Among stocks moving Tuesday, energy shares tumbled 1.6 percent, while materials producers lost 1.3 percent to lead declines. Time Warner Cable Inc. rallied 6.7 percent as Charter Communications Inc. agreed to buy the company.
“The market is kind of striking this in-between, wanting better economic data but then the flipside meaning the Fed is that much sooner to raising rates,” said Walter Todd, who oversees about $1 billion as chief investment officer for Greenwood, South Carolina-based Greenwood Capital. “I’m fine with that, with seeing better economic data and dealing with the implications.”
Dollar, Bonds
The dollar strengthened versus all 16 of its major peers. The U.S. currency added 0.9 percent to 122.64 yen and touched 122.69 yen, its highest level since July 2007. It added 0.9 percent to $1.0876 per euro, taking this year’s gain versus the 19-nation shared currency to 11 percent.
“The dominant thing is the dollar story,” said Esther Reichelt, a currency strategist at Commerzbank AG in Frankfurt. Fed policy makers “know that low rates are not without risk. They fear that if they wait too long they’ll have to hike faster in order to prevent overheating.”
The 30-year yield fell seven basis points to 2.91 percent, the highest in more than a week. Shorter-term U.S debt was little changed before the U.S. sells $26 billion of two-year notes Tuesday.

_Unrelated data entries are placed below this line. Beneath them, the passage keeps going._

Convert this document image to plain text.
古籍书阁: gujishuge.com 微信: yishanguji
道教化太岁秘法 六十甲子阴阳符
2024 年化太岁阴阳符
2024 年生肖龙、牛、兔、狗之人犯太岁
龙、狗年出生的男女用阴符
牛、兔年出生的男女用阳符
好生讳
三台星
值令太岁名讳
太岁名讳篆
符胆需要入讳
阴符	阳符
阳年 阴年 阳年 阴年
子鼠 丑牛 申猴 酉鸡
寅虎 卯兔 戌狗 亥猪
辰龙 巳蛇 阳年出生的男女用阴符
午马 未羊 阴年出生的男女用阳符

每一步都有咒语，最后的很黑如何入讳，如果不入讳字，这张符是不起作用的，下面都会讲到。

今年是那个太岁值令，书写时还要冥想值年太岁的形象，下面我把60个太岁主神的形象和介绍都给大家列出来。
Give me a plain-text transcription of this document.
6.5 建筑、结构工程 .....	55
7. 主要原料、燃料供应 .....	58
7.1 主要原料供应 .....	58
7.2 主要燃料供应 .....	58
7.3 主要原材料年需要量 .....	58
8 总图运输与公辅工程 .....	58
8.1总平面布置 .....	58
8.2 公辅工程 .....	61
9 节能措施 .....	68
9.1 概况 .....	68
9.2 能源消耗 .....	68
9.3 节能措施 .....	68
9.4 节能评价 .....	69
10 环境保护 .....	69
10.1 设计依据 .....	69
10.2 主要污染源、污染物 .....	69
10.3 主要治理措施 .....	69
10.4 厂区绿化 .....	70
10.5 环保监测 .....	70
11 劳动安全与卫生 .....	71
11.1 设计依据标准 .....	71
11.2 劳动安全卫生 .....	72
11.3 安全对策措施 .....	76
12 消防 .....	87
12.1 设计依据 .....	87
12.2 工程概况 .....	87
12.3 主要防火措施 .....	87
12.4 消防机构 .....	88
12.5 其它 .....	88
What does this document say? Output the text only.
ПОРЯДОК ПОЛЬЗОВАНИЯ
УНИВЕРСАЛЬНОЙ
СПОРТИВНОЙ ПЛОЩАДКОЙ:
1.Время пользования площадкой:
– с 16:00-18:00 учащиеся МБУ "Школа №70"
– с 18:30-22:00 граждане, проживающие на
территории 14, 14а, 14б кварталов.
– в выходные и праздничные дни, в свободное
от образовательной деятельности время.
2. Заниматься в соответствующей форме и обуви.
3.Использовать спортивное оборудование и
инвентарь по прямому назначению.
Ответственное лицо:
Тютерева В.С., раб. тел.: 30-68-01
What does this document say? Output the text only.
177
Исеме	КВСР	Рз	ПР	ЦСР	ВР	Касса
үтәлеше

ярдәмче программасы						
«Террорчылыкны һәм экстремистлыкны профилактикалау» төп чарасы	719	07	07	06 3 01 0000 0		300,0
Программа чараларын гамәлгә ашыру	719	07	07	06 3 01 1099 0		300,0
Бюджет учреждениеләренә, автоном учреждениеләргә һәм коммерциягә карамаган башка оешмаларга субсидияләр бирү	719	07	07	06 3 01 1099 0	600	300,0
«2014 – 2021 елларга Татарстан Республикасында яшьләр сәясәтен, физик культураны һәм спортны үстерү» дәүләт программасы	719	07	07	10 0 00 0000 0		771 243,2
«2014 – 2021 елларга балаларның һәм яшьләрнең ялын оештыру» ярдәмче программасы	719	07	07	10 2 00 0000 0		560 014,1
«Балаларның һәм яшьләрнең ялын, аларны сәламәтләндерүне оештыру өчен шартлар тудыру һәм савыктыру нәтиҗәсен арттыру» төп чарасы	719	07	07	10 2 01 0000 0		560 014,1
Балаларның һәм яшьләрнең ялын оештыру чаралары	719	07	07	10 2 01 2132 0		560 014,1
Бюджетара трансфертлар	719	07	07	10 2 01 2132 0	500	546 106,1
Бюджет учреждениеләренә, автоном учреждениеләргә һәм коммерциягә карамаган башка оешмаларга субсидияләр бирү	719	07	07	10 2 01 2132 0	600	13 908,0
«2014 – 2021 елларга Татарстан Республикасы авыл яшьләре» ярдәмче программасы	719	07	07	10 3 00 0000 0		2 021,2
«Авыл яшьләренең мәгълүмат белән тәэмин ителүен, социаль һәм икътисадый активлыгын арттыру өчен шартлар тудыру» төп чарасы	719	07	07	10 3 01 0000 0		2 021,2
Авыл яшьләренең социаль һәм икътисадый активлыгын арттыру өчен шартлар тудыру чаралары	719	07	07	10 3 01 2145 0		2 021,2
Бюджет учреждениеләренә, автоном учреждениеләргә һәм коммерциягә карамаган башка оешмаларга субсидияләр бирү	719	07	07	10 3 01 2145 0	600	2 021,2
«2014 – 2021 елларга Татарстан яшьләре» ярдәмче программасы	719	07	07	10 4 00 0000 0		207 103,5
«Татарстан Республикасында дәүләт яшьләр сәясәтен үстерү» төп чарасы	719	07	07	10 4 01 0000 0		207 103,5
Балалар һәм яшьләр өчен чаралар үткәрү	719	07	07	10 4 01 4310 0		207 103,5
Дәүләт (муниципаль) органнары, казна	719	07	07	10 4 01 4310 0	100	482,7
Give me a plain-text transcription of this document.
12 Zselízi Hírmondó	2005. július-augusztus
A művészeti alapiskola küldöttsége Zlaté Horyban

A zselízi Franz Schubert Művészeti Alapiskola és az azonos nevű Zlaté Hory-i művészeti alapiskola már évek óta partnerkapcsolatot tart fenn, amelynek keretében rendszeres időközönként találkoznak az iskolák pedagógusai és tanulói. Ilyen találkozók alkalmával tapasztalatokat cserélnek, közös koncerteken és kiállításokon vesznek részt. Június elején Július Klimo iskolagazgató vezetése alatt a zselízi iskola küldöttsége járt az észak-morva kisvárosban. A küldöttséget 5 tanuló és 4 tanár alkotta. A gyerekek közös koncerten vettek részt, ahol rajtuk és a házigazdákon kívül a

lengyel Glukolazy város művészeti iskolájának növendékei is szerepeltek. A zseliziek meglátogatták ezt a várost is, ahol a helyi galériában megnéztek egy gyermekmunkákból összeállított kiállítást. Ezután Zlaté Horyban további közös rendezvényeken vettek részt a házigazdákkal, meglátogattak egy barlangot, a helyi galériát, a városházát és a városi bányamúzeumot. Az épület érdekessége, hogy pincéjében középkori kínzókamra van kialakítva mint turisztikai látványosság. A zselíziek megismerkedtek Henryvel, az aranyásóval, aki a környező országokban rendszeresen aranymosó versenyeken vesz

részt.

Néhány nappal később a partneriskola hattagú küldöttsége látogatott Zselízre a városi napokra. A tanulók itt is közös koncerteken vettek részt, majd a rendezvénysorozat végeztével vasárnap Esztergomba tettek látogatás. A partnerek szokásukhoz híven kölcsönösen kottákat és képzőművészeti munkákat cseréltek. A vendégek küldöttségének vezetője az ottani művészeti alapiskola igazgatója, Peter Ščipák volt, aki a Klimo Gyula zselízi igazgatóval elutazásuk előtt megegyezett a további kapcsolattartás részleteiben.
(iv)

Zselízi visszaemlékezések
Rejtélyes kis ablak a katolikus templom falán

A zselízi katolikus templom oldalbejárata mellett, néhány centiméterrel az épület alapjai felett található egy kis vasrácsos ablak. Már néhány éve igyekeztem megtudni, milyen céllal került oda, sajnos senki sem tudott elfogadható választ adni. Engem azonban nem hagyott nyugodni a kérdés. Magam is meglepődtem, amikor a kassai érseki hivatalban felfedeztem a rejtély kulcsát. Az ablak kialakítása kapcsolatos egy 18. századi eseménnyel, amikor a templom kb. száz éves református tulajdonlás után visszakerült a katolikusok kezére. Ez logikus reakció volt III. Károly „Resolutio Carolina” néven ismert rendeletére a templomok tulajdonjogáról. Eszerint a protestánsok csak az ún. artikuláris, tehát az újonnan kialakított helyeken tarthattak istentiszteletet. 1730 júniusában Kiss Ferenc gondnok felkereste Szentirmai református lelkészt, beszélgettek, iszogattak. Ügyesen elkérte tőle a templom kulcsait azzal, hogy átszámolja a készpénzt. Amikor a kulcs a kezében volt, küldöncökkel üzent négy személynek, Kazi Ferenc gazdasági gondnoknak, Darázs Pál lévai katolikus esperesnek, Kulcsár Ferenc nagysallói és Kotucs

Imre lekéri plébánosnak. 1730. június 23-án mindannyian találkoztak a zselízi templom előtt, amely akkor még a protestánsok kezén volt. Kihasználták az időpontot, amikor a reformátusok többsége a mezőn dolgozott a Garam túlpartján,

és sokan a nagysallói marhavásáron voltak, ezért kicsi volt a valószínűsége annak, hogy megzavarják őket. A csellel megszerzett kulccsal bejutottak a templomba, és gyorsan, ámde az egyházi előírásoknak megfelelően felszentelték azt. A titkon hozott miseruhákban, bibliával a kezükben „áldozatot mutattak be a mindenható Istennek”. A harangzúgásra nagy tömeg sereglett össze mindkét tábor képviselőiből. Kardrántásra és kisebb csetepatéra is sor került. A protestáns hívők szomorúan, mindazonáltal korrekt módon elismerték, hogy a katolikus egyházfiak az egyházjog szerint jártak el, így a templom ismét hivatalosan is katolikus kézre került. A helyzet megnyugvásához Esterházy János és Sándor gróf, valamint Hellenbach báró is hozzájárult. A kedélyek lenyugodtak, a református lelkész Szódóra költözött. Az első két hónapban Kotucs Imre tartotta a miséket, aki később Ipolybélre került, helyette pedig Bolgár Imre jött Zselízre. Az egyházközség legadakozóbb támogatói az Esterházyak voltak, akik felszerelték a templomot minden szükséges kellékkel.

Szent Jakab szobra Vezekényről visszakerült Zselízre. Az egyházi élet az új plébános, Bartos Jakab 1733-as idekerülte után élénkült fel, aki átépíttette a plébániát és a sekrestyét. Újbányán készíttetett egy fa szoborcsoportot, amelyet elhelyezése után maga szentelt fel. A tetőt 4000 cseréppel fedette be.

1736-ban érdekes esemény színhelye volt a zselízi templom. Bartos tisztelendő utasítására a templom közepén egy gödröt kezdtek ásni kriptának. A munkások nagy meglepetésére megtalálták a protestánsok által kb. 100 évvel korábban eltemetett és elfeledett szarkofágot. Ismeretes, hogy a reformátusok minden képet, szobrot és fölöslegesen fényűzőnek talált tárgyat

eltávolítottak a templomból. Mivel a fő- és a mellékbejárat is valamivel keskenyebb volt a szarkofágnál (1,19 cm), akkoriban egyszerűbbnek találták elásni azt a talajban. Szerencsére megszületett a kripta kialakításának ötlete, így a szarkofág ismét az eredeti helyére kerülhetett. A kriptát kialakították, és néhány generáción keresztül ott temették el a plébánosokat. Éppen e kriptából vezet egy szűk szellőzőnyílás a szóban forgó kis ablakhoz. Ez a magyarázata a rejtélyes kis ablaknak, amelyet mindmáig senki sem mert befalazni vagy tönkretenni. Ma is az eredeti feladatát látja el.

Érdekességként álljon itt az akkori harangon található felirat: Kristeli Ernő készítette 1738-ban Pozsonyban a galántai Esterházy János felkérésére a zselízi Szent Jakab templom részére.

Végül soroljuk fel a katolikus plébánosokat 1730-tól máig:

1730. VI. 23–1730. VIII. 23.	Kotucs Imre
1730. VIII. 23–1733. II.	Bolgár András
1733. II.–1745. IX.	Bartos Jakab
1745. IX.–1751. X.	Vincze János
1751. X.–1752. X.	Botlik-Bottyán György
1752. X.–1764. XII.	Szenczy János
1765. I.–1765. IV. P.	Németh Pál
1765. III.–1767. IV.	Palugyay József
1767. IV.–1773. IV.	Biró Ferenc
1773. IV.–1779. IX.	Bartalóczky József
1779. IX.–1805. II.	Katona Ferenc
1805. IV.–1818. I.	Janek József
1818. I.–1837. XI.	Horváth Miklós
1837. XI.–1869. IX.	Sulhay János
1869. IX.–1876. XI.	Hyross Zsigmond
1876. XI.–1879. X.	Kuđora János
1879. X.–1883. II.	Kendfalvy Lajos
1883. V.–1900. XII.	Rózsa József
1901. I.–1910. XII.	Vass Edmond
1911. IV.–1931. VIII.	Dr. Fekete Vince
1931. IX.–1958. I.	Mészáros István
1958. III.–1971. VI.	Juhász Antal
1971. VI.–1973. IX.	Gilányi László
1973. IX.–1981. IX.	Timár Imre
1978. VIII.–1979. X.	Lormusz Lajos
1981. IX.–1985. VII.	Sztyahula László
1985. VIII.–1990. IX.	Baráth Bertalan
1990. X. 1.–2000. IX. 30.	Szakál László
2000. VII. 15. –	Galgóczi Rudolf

The euro dropped to its lowest level in a month against the dollar, while German government bonds rose the most in a week. Euro-area markets are on tenterhooks as Greece’s Syriza-led administration seeks bailout loans, with a payment due to the International Monetary Fund next month.
Greek Crisis
The nation’s Finance Minister Yanis Varoufakis blamed creditors’ insistence on more austerity for the lack of a deal that would release the funds.
Germany’s 10-year bund yield declined six basis points to 0.55 percent, while Greece’s jumped 51 basis points to 11.88 percent.
The Stoxx Europe 600 tumbled 0.7 percent, posting the longest losing streak in three weeks.
The MSCI Emerging Markets Index dropped 1 percent and a Bloomberg gauge of 20 currencies fell 0.4 percent to a one-month low.
Gold slid to $1,187.50 an ounce, the lowest in two weeks, as prospects for U.S. interest rate increase helped to push the dollar to a one-month high, curbing demand for the metal. Silver and platinum declined.
Brent crude futures fell 3.2 percent to $63.41 a barrel in London after rising Monday for the third time in four days as investors weighed flaring Middle East violence against signs that a global oil glut will persist.